Last month, Israel was one of the first countries in the world to formally offer third shots to organ transplant recipients and other immunocompromised adults. That program has now been expanded to the entire elderly population, with senior Israeli officials receiving boosters live on television last Friday as an example for the nation.
The first to do so was Israeli President Isaac Herzog, 60, saying, “At the end of the day, with this move, we’ll be able to uphold normal life in our country.” Opposition Leader Benjamin Netanyahu, 71, followed shortly thereafter, using the occasion to remind everyone that he had called for a third shot weeks ago.
The former prime minister, who was the first Israeli to get the jab back in December, had raised eyebrows by wearing two masks during parliamentary sessions in recent weeks. Reports in the Israeli press last week said a recent serological test he’d undergone showed low antibody levels.
Health Ministry studies have indicated that is very likely, with the vaccine’s effectiveness waning after several months. According to aggregated data from the last two months reviewed by The Daily Beast, the Pfizer vaccine is now estimated to be only 40 percent effective at stopping infection and symptomatic COVID-19 among those even fully vaccinated, although it still remains 88 percent effective in avoiding hospitalization and 91 percent effective against severe illness.
Most troubling to health experts, and the reason for the third jab, is the clear decrease over time in the vaccine’s robustness coupled with the more infectious spread of the Delta variant. According to the Health Ministry’s studies, those fully vaccinated in January had only 16 percent protection against infection, whereas in February it stood at 44 percent, rising to 67 percent in March and 75 percent in April.
Pfizer and BioNTech released their own data on a call with investors last week that closely tracked Israeli findings. The companies are set to push U.S. regulators to authorize a third jab in the coming weeks, adding to the nearly 200 million doses already administered to Americans (the majority of any vaccine type).
“We have good data regarding the decrease in antibody levels… and the vaccine seems to be less effective in people vaccinated in January and February who contracted the disease half a year later in June and July,” Dr. Eyal Leshem, an infectious disease expert at Sheba Medical Center, told The Daily Beast. The goal now with the third jab, Leshem added, was to boost immunity and increase vaccine effectiveness against, primarily, serious illness and hospitalization.
“The hope is that we blunt the number of severe cases with the booster, but we’re not certain the overall number of people infected will be substantially reduced.”
So far the elderly Israeli public appears ready to accept another jab. According to a Channel 12 poll last Thursday, some 72 percent of Israelis over the age of 60 are willing to receive a third shot. The Health Ministry has reported that in this first week of the new drive, 250,000 appointments have already been made.
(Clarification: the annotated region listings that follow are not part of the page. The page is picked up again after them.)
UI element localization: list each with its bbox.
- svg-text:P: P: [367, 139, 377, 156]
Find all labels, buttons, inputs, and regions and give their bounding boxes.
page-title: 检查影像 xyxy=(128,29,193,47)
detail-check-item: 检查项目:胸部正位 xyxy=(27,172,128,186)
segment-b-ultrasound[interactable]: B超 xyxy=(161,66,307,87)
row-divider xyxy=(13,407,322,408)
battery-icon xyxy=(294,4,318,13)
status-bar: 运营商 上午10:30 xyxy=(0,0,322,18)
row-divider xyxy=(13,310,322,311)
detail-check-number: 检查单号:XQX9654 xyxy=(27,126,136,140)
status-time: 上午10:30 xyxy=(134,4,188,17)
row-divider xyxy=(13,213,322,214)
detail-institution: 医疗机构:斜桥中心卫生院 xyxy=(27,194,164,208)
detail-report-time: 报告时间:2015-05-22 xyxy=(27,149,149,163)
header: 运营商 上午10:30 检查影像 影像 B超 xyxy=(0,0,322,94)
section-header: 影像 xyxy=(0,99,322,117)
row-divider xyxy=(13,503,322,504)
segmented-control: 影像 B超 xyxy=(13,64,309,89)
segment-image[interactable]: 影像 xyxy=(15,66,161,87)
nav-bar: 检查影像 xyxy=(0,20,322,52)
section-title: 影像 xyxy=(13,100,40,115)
“If my doctors recommend it and it’s accepted policy then I won’t argue with it,” Jeanne, 66, a musician and resident of central Israel, told The Daily Beast. Her HMO sent a text message on Sunday inviting her to schedule an appointment, which she easily set for later in the week. “I can’t say that my heart is in it like the first two [shots], but on the chance it’ll give me extra protection then it would be stupid not to.”
Some health officials have also floated the idea of having medical personnel, many of whom were vaccinated early in the year too, receive a booster, along with younger adults with preexisting medical conditions. The rest of the world will look on with keen interest and alarm, to see whether Israel’s latest pandemic response works.
“We hope these steps will be sufficient to stop the current situation,” Dr. Asher Shalmon, a senior Health Ministry official, told The Daily Beast. “But I can’t promise you that. Nobody knows.”